In an RSA context, \(N\) has no small prime factor, thus the algorithm's \(a\) at step 4 will remain small enough that \(\gcd(a, N) = 1\) will hold.(If it did not, \(a\) would be a factor of \(N\) found by trial division; a trivial modification of the algorithm additionally handles \(N\) with such small factors).

For any valid RSA triple \((N, e, d)\), it holds that \((a^e)^d \bmod N = a\) for any integer \(a \in [0, n)\). Thus for any \(a\) used in the algorithm, \(a^{ed - 1} \bmod N = 1\) holds. That is, \(a^{f} = (a^t)^{2^s} \equiv 1 \pmod N\).

For most \(N\), step 4 will quickly find an \(a\) with \(a^t \not\equiv 1 \pmod N\). Because \(N\) is square-free, by the Chinese Remainder Theorem, an \(a\) coprime to \(N\) is rejected iff \(a^t \pmod p = 1\) for all primes \(p \mid N\). Since \(t\) is odd, if \(a^t \pmod p = 1\) holds for \(a\), then \(\tilde{a}^t \pmod p = p - 1 \neq 1\) holds for \(\tilde{a} = -a \pmod p\). Thus, for \(a\) coprime to \(N\) chosen randomly in some large interval, the probability of \(a^t \equiv 1 \pmod N\) is at most \(1/2\). That is independently for each \(p\), thus \(a^t \not\equiv 1 \pmod N\) has probability \(\geqslant 1 - 2^{-m}\) where \(m \geqslant 2\) is the number of factors of \(N\). Using the consecutive primes \(a\) (rather than random \(a\)) works well in practice for random instances of the problem.
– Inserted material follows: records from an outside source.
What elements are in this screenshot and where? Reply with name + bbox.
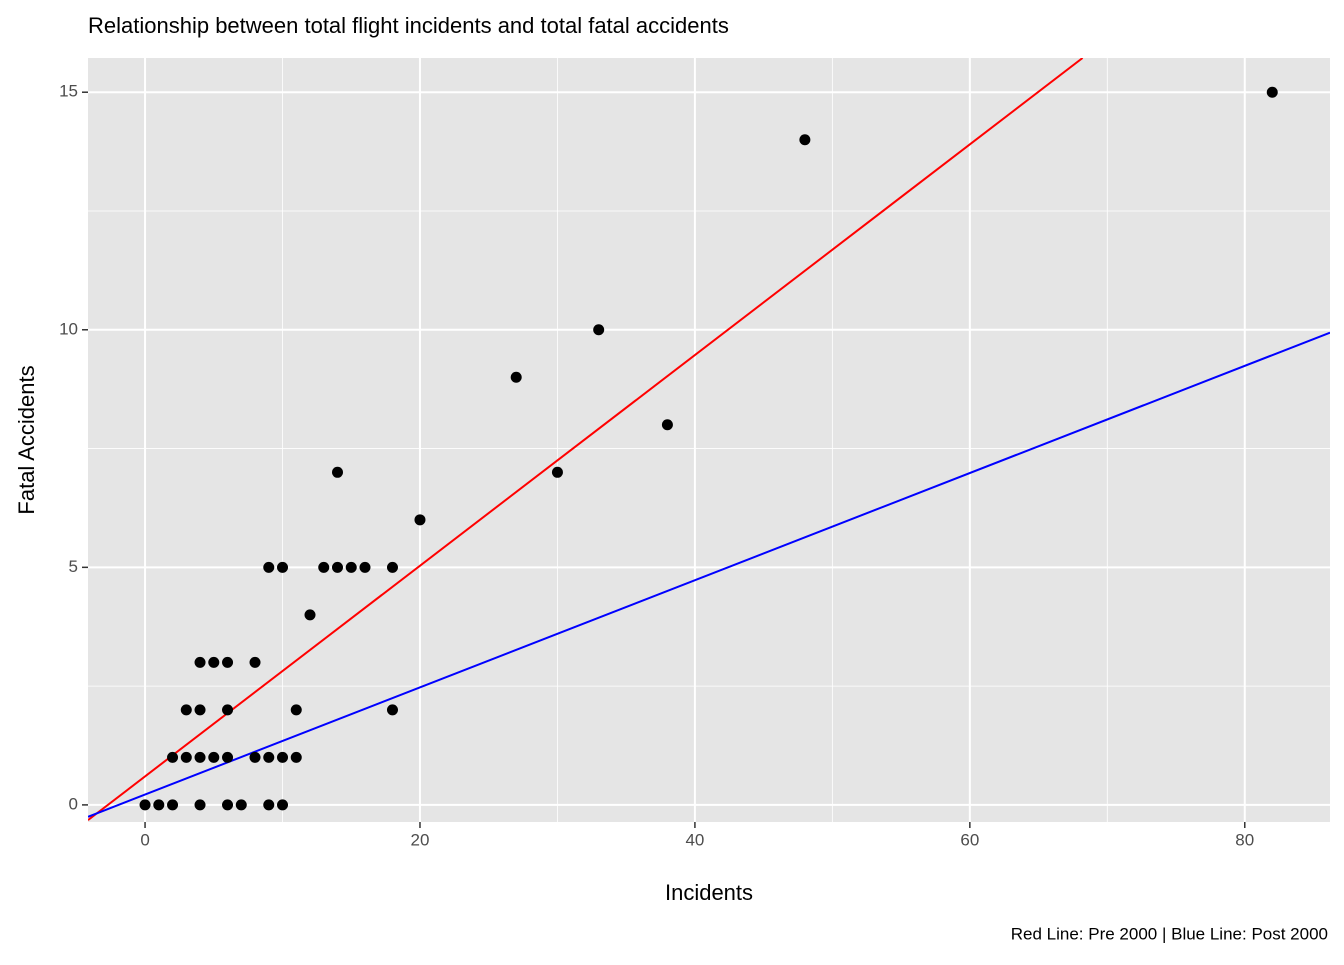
point (194, 704, 206, 716)
x-tick-label: 20 (411, 830, 430, 849)
point (249, 751, 261, 763)
point (194, 799, 206, 811)
point (139, 799, 151, 811)
y-tick-label: 10 (59, 319, 78, 338)
point (510, 371, 522, 383)
point (153, 799, 165, 811)
trend-line (88, 58, 1084, 821)
point (318, 561, 330, 573)
point (414, 514, 426, 526)
point (359, 561, 371, 573)
point (799, 134, 811, 146)
point (263, 561, 275, 573)
point (167, 751, 179, 763)
point (180, 704, 192, 716)
chart-title: Relationship between total flight incide… (88, 13, 729, 38)
point (222, 704, 234, 716)
x-axis-label: Incidents (665, 880, 753, 905)
point (277, 799, 289, 811)
point (661, 419, 673, 431)
point (194, 656, 206, 668)
x-tick-label: 80 (1235, 830, 1254, 849)
point (249, 656, 261, 668)
point (263, 751, 275, 763)
point (263, 799, 275, 811)
point (222, 799, 234, 811)
caption: Red Line: Pre 2000 | Blue Line: Post 200… (1011, 924, 1328, 943)
point (345, 561, 357, 573)
point (290, 751, 302, 763)
point (386, 561, 398, 573)
point (180, 751, 192, 763)
panel (88, 58, 1330, 822)
point (386, 704, 398, 716)
point (1266, 86, 1278, 98)
point (235, 799, 247, 811)
point (277, 561, 289, 573)
point (208, 656, 220, 668)
point (331, 561, 343, 573)
x-tick-label: 0 (140, 830, 149, 849)
x-tick-label: 40 (685, 830, 704, 849)
point (222, 751, 234, 763)
trend-line (88, 331, 1330, 818)
y-axis-label: Fatal Accidents (14, 365, 39, 514)
point (277, 751, 289, 763)
point (194, 751, 206, 763)
point (593, 324, 605, 336)
x-tick-label: 60 (960, 830, 979, 849)
point (304, 609, 316, 621)
point (331, 466, 343, 478)
y-tick-label: 0 (69, 794, 78, 813)
point (290, 704, 302, 716)
point (167, 799, 179, 811)
point (222, 656, 234, 668)
point (551, 466, 563, 478)
point (208, 751, 220, 763)
y-tick-label: 5 (69, 557, 78, 576)
y-tick-label: 15 (59, 82, 78, 101)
Before each iteration of step 5, it holds \(1 < b < N\) with \(i \geqslant 1\), and \(b^{(2^i)} \equiv 1 \pmod N\). Thus, after at most \(s - 1\) computations in step 5 we reach step 6 with \(b \bmod N \neq 1\) and \(b^2 \bmod N = 1\).

Step 6 excludes the case \(b = N - 1\), which is rare in practice.

Thus at step 7, \(\gcd(b - 1, N)\) is a nontrivial factor of \(N\).